History was made last month when design files were sent to the International Space Station and used to 3D print a ratchet wrench in space. It was the first time 3D printer designs were ever sent from earth to space, to meet the needs of astronauts.
“In less than a week, the ratchet was designed, approved by safety and other NASA reviewers, and the file was sent to space where the printer made the wrench in four hours,” explained Niki Werkheiser, the space station 3-D printer program manager at NASA’s Marshall Space Flight Center in Huntsville, Alabama. Werkheiser says this kind of on-demand 3D printing “will be critical on longer journeys to Mars.”
Now the wrench can be printed by regular earthlings, using the same designs the astronauts used. NASA has made the files available in the 3D Resources section of their Website.
The wrench was designed by an engineer from Made In Space Inc. The northern California company that NASA contracted to design, build and operate the special printer that was used, which can operate in zero gravity. The zero-gravity printer uses additive manufacturing to make the wrench, depositing 104 layers of plastic.
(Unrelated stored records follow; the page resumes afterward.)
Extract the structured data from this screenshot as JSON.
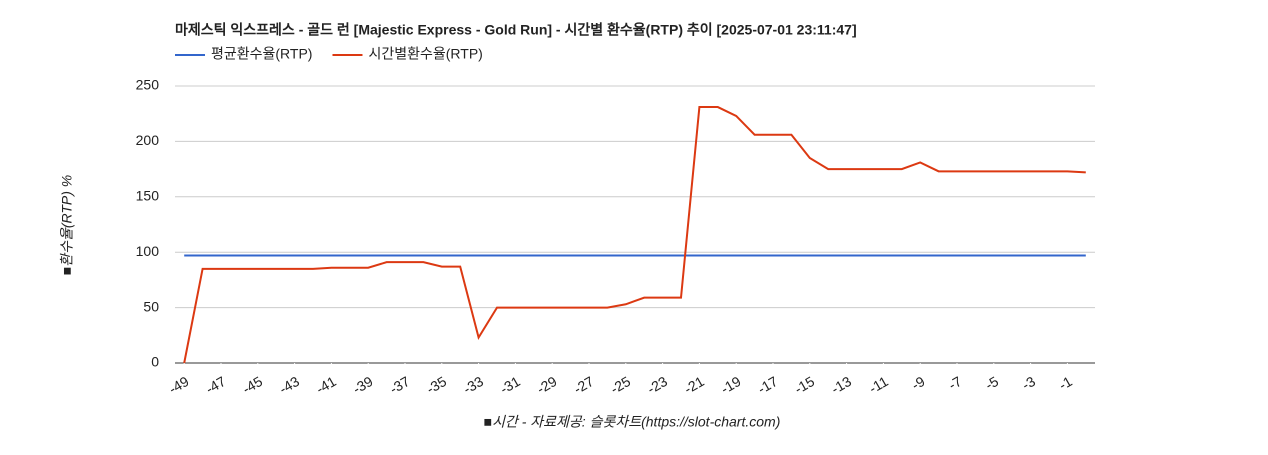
{
  "chart_data": {
    "type": "line",
    "title": "마제스틱 익스프레스 - 골드 런 [Majestic Express - Gold Run] - 시간별 환수율(RTP) 추이 [2025-07-01 23:11:47]",
    "x_label": "■시간 - 자료제공: 슬롯차트(https://slot-chart.com)",
    "y_label": "■환수율(RTP) %",
    "x": [
      -49,
      -48,
      -47,
      -46,
      -45,
      -44,
      -43,
      -42,
      -41,
      -40,
      -39,
      -38,
      -37,
      -36,
      -35,
      -34,
      -33,
      -32,
      -31,
      -30,
      -29,
      -28,
      -27,
      -26,
      -25,
      -24,
      -23,
      -22,
      -21,
      -20,
      -19,
      -18,
      -17,
      -16,
      -15,
      -14,
      -13,
      -12,
      -11,
      -10,
      -9,
      -8,
      -7,
      -6,
      -5,
      -4,
      -3,
      -2,
      -1,
      0
    ],
    "series": [
      {
        "name": "평균환수율(RTP)",
        "color": "#3366cc",
        "values": [
          97,
          97,
          97,
          97,
          97,
          97,
          97,
          97,
          97,
          97,
          97,
          97,
          97,
          97,
          97,
          97,
          97,
          97,
          97,
          97,
          97,
          97,
          97,
          97,
          97,
          97,
          97,
          97,
          97,
          97,
          97,
          97,
          97,
          97,
          97,
          97,
          97,
          97,
          97,
          97,
          97,
          97,
          97,
          97,
          97,
          97,
          97,
          97,
          97,
          97
        ]
      },
      {
        "name": "시간별환수율(RTP)",
        "color": "#dc3912",
        "values": [
          0,
          85,
          85,
          85,
          85,
          85,
          85,
          85,
          86,
          86,
          86,
          91,
          91,
          91,
          87,
          87,
          23,
          50,
          50,
          50,
          50,
          50,
          50,
          50,
          53,
          59,
          59,
          59,
          231,
          231,
          223,
          206,
          206,
          206,
          185,
          175,
          175,
          175,
          175,
          175,
          181,
          173,
          173,
          173,
          173,
          173,
          173,
          173,
          173,
          172
        ]
      }
    ],
    "xlim": [
      -49.5,
      0.5
    ],
    "xticks": [
      -49,
      -47,
      -45,
      -43,
      -41,
      -39,
      -37,
      -35,
      -33,
      -31,
      -29,
      -27,
      -25,
      -23,
      -21,
      -19,
      -17,
      -15,
      -13,
      -11,
      -9,
      -7,
      -5,
      -3,
      -1
    ],
    "ylim": [
      0,
      250
    ],
    "yticks": [
      0,
      50,
      100,
      150,
      200,
      250
    ],
    "grid": true
  }
}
“We are breaking new ground not only in the way we manufacture in space but also in the way we operate and approve space hardware that is built in space, rather than launched from Earth,” Werkheiser says. “If you can transmit a file to the station as quickly as you can send an email, it opens up endless possibilities for all the types of things that you can make from CubeSat components to experiment hardware. We even may be able to make objects that previously couldn’t even be launched to space.”